Design-Expert version 6.0.2 (Design 6.0.2, Stat-Ease, Inc., Minneapolis, MN, USA) was utilized to apply response surface methodology and optimize the experimental data. Regression analysis and response surface plots were employed to determine the optimal extraction conditions by examining the relationship between independent and dependent variables. The data were subjected to one-way analysis of variance (ANOVA), and mean separation was conducted using Duncan’s multiple range tests with a significance level of p < 0.05. Significant differences were indicated by using the same letters in a row. Statistical analyses were performed using SPSS 17.0 (SPSS, Inc., IBM Corp., Chicago, IL, USA), and t-tests (p < 0.05) were used to describe significant differences.

4. Conclusions

The optimal extraction of Makwaen pepper using SFE was found to be enhanced with increasing pressure. The ideal SFE conditions were determined to be 60 °C and 20 MPa. A comparison was made between the physical properties and antioxidant activity of the SFE-extracted sample and the hydro-distilled sample. Under the optimum extraction conditions, the SFE method yielded the highest extraction yield (19.19%) and total phenolic compound content (31.54 mg GAE/mL). Additionally, the antioxidant activities measured by IC₅₀ values of DPPH and ABTS were significantly higher in the SFE-extracted sample compared to the hydro-distilled sample. SFE proved to be a suitable process for obtaining a high-yield medium enriched with potent antioxidant activities.
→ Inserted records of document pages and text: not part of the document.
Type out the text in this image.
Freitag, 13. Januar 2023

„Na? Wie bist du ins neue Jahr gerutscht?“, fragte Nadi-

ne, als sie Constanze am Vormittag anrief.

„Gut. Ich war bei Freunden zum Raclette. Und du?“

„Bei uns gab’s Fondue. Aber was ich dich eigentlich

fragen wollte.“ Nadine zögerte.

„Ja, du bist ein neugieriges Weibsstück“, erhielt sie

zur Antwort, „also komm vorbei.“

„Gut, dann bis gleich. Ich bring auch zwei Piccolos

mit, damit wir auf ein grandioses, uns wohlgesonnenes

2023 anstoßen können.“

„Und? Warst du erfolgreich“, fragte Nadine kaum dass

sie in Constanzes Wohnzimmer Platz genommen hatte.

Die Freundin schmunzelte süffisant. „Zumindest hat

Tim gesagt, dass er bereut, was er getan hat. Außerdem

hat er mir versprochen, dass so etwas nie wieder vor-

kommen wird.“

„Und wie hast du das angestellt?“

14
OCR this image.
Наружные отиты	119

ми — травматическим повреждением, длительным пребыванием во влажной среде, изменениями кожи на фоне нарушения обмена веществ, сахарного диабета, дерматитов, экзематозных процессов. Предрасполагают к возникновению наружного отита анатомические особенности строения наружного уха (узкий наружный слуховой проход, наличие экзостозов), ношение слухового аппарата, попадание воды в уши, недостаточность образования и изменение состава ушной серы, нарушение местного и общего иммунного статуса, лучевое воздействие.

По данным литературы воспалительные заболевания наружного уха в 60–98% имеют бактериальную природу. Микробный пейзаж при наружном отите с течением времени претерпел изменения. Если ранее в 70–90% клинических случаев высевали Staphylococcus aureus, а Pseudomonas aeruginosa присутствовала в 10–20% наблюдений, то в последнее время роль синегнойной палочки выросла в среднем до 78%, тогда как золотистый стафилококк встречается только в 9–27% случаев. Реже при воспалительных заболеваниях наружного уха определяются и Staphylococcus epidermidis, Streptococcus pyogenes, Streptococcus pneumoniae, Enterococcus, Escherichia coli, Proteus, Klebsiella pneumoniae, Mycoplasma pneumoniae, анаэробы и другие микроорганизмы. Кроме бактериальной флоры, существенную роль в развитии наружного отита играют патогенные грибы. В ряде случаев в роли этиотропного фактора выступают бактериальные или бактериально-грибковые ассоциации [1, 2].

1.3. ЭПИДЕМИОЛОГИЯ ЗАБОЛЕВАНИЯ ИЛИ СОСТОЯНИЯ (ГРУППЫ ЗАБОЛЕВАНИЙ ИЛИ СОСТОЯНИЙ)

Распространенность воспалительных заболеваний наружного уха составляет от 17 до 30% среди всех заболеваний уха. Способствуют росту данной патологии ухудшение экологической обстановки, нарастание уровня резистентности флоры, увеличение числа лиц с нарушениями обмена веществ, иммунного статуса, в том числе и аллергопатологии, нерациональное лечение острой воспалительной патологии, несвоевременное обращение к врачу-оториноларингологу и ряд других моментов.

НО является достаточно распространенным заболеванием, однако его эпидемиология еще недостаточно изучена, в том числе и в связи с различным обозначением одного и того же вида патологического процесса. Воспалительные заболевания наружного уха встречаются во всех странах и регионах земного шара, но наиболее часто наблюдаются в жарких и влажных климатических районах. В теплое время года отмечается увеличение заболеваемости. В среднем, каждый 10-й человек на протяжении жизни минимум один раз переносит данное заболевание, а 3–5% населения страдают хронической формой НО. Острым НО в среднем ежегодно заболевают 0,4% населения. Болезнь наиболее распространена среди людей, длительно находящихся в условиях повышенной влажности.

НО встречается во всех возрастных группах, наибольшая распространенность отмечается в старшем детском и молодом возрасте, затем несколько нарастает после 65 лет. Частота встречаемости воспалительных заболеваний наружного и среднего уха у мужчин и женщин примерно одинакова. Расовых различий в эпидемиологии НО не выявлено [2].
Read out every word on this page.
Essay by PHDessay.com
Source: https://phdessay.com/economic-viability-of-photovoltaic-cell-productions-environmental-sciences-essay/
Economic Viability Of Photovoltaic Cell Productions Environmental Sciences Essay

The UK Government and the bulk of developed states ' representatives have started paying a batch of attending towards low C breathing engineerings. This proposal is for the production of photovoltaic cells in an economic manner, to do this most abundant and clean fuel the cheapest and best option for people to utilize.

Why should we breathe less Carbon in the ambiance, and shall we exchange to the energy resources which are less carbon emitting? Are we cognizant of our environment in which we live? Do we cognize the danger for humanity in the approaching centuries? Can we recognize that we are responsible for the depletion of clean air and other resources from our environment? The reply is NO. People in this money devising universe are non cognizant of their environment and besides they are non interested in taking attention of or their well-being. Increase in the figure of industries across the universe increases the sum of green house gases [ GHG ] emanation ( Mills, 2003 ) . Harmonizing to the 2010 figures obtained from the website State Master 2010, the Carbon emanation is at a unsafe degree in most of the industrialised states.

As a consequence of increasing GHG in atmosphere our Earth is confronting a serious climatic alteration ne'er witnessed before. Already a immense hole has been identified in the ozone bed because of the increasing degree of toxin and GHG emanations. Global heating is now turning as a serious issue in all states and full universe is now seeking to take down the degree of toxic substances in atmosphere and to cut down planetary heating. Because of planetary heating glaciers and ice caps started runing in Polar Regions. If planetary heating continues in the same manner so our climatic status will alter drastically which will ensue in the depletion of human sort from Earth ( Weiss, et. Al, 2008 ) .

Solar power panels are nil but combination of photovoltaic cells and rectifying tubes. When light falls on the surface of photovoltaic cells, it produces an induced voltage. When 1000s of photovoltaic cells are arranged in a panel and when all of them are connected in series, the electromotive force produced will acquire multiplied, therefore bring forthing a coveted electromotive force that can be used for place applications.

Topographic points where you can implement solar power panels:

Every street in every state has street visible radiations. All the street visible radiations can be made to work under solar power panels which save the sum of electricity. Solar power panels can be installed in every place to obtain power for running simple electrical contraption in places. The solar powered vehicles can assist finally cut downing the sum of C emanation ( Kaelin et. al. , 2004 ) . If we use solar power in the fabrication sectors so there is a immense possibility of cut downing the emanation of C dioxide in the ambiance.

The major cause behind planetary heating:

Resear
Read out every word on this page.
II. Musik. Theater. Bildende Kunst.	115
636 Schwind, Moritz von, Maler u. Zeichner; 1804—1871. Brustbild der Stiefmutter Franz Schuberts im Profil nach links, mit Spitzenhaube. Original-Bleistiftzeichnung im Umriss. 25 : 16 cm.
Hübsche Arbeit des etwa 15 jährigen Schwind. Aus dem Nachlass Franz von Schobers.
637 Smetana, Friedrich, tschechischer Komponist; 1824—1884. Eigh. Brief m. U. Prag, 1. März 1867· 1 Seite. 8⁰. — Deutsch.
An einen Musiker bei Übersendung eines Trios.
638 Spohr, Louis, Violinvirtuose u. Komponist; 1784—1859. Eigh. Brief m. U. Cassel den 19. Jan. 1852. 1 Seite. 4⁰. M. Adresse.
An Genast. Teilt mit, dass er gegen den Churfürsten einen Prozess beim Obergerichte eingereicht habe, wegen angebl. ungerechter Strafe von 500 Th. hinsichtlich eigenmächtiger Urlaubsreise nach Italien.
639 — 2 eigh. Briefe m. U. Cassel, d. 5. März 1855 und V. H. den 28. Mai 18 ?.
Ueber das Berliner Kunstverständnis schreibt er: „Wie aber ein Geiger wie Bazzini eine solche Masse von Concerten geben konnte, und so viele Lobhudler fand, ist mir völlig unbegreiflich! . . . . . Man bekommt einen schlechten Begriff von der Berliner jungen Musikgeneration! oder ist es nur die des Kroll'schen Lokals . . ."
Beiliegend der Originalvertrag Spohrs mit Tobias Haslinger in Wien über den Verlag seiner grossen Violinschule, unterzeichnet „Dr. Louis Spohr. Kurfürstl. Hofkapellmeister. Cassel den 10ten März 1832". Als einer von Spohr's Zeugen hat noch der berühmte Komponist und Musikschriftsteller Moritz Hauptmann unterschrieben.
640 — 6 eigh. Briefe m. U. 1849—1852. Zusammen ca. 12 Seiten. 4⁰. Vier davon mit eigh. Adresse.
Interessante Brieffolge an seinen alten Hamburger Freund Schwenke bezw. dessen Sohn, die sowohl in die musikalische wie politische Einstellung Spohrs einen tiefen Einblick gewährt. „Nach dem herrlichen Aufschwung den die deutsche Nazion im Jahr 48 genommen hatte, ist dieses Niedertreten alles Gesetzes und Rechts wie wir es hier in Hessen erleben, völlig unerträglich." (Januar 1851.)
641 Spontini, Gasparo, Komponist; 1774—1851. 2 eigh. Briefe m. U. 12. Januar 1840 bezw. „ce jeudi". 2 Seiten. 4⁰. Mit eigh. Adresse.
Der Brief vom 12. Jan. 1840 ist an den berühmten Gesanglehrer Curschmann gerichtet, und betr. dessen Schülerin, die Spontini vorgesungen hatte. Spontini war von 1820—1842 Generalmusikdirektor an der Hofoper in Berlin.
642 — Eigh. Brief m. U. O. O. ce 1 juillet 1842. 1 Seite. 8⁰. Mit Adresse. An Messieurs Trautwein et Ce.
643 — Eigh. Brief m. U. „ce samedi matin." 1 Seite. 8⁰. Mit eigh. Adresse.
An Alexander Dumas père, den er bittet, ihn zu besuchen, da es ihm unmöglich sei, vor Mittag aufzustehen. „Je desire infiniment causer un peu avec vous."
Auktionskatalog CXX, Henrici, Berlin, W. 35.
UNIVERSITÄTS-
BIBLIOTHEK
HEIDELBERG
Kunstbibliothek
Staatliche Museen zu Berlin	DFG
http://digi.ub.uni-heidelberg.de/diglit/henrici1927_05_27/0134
Furthermore, the extraction time was reduced by 3 h. The resulting medium obtained through the optimal SFE condition demonstrated the ability to inhibit the growth of S. aureus, E. coli, B. subtilis, and P. aeruginosa. Therefore, further investigation is warranted to fully explore the properties and potential applications of this medium. In addition, future work is required to investigate the maximum doses used in antimicrobial tests in terms of cytotoxicity and hemolytic activities.